Propchange: trunk/gcc/testsuite/gcc.dg/fold-compare-7.c
            ('svn:keywords' added)
Comment 3 Marc Glisse 2012-11-01 23:43:38 UTC
When vcond is not handled for large vector types, the code goes straight to scalars. It should first try small vectors, as is done for other operations.
Comment 4 Hans-Peter Nilsson 2012-11-27 23:29:08 UTC
Can this be considered fixed?  I don't see it failing for cris-* (anymore since at least r193085) nor mmix-* (r193808), neither ports having vector support.
Comment 5 Marc Glisse 2012-11-27 23:52:58 UTC
(In reply to comment #4)
> Can this be considered fixed?

Not completely.

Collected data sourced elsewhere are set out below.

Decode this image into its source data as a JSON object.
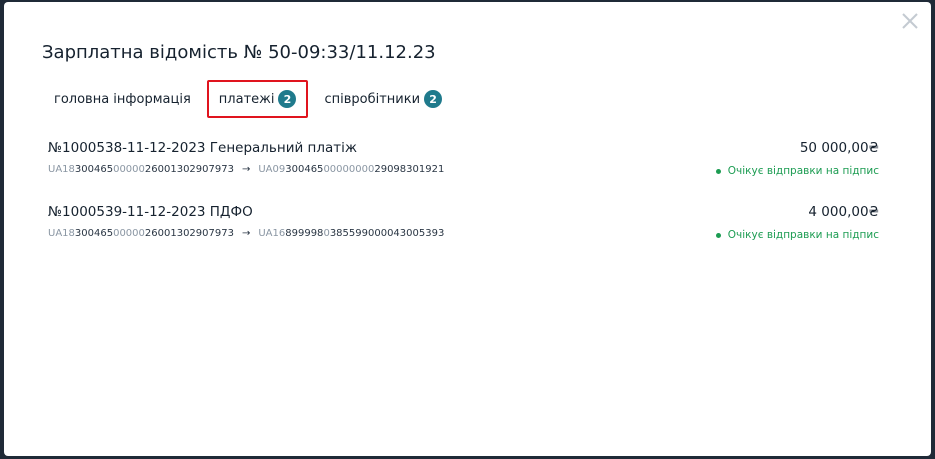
{
  "modal": {
    "title": "Зарплатна відомість № 50-09:33/11.12.23",
    "close_icon": "close-icon"
  },
  "tabs": [
    {
      "label": "головна інформація",
      "badge": null
    },
    {
      "label": "платежі",
      "badge": "2",
      "active": true
    },
    {
      "label": "співробітники",
      "badge": "2"
    }
  ],
  "payments": [
    {
      "title": "№1000538-11-12-2023 Генеральний платіж",
      "amount": "50 000,00₴",
      "from": {
        "prefix": "UA18",
        "mid": "300465",
        "zeros": "00000",
        "tail": "26001302907973"
      },
      "to": {
        "prefix": "UA09",
        "mid": "300465",
        "zeros": "00000000",
        "tail": "29098301921"
      },
      "status": "Очікує відправки на підпис"
    },
    {
      "title": "№1000539-11-12-2023 ПДФО",
      "amount": "4 000,00₴",
      "from": {
        "prefix": "UA18",
        "mid": "300465",
        "zeros": "00000",
        "tail": "26001302907973"
      },
      "to": {
        "prefix": "UA16",
        "mid": "899998",
        "zeros": "0",
        "tail": "385599000043005393"
      },
      "status": "Очікує відправки на підпис"
    }
  ],
  "colors": {
    "accent": "#1f7a8c",
    "status": "#1c9c52",
    "highlight": "#e0141e"
  },
  "arrow_glyph": "→"
}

It doesn't fail anymore (so I marked PR55167 as fixed), but for architectures that support vectors of 2 elements, it will split a vector of 4 elements into 4 scalars instead of 2 subvectors, so this needs improving. The patch was whatever I managed to write quickly to stop the ICEs.

Now if you prefer, I could open another bug for this enhancement and we could close this one.
Comment 6 Hans-Peter Nilsson 2012-11-28 00:13:00 UTC
(In reply to comment #5)
> (In reply to comment #4)
> > Can this be considered fixed?
> Not completely. It doesn't fail anymore (so I marked PR55167 as fixed),

> Now if you prefer, I could open another bug for this enhancement and we could
> close this one.

Sorry, no, I was actually mixing those PR's up, following up on a note I had for the other PR.  Thanks for staying on it.
Comment 7 Richard Biener 2022-02-14 07:14:23 UTC
*** Bug 104501 has been marked as a duplicate of this bug. ***
Comment 8 Richard Biener 2024-06-28 12:38:05 UTC
Testcase:

typedef int v32si __attribute__((vector_size(128)));

void foo (v32si *a, v32si *b, v32si *c)
{
  *c = *a < *b
      ? (v32si){-1,-1,-1,-1,-1,-1,-1,-1,-1,-1,-1,-1,-1,-1,-1,-1,
      -1,-1,-1,-1,-1,-1,-1,-1,-1,-1,-1,-1,-1,-1,-1,-1}
  : (v32si){0,0,0,0,0,0,0,0,0,0,0,0,0,0,0,0,
      0,0,0,0,0,0,0,0,0,0,0,0,0,0,0,0};
}

that also shows that we initially create a signed-boolean:32 mask temporary
even with AVX512VL which we'd need to change to signed-boolean:1 when
we want to lower to two V16SImode vectors.
Comment 9 Richard Biener 2024-06-28 12:43:47 UTC
Note it's going to be _way_ easier to tackle when we got rid of vcond{,u,eq}
since then the compares and the condition can be lowered separately.